Department of Basic Science, Faculty of Computers & Informatics, Suez Canal University, Ismailia 41611, Egypt

Received 17 October 2012; Accepted 23 March 2013

Academic Editor: Mohamed Seddeek

Copyright © 2013 A. M. Salem. This is an open access article distributed under the Creative Commons Attribution License, which permits unrestricted use, distribution, and reproduction in any medium, provided the original work is properly cited.
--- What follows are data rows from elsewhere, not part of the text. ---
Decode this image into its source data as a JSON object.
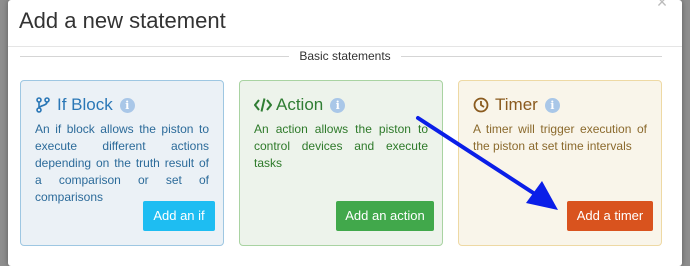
{
  "dialog": {
    "title": "Add a new statement",
    "section_label": "Basic statements"
  },
  "cards": {
    "if_block": {
      "title": "If Block",
      "description": "An if block allows the piston to execute different actions depending on the truth result of a comparison or set of comparisons",
      "button_label": "Add an if",
      "icon": "code-fork-icon",
      "color": "#1ebdf2"
    },
    "action": {
      "title": "Action",
      "description": "An action allows the piston to control devices and execute tasks",
      "button_label": "Add an action",
      "icon": "code-icon",
      "color": "#41a84b"
    },
    "timer": {
      "title": "Timer",
      "description": "A timer will trigger execution of the piston at set time intervals",
      "button_label": "Add a timer",
      "icon": "clock-icon",
      "color": "#d9531e"
    }
  },
  "annotation": {
    "arrow_color": "#0a1ee8"
  }
}
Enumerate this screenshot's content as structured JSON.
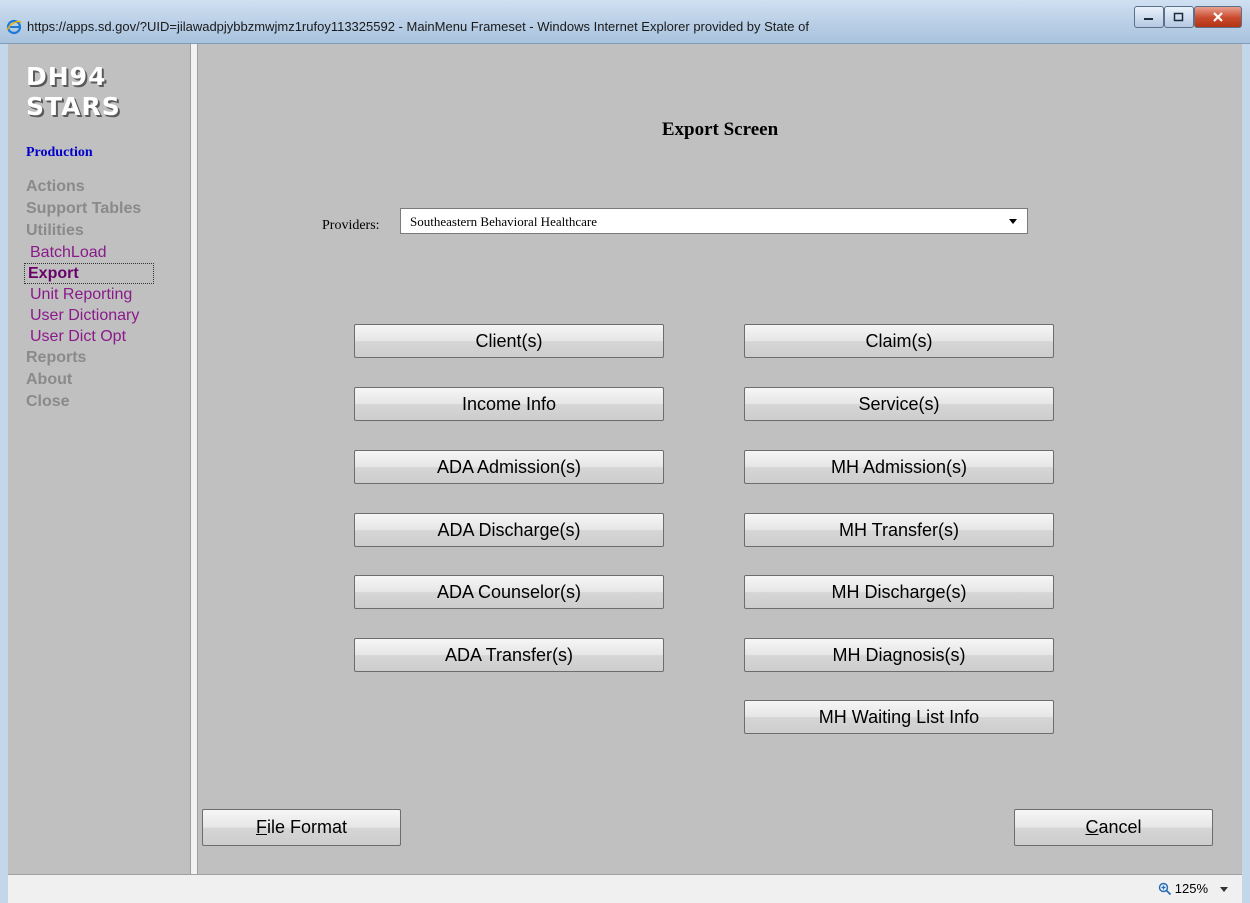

A numerical model is developed to study the effects of temperature-dependent viscosity on heat and mass transfer flow of magnetohydrodynamic(MHD) micropolar fluids with medium molecular weight along a permeable stretching surface embedded in a non-Darcian porous medium in the presence of viscous dissipation and chemical reaction. The governing boundary equations for momentum, angular momentum (microrotation), and energy and mass transfer are transformed to a set of nonlinear ordinary differential equations by using similarity solutions which are then solved numerically by shooting technique. A comparison between the analytical and the numerical solutions has been included. The effects of the various physical parameters entering into the problem on velocity, microrotation, temperature and concentration profiles are presented graphically. Finally, the effects of pertinent parameters on local skin-friction coefficient, local Nusselt number and local Sherwood number are also presented graphically. One important observation is that for some kinds of mixtures (e.g., H2, air) with light and medium molecular weight, the magnetic field and temperature-dependent viscosity effects play a significant role and should be taken into consideration as well.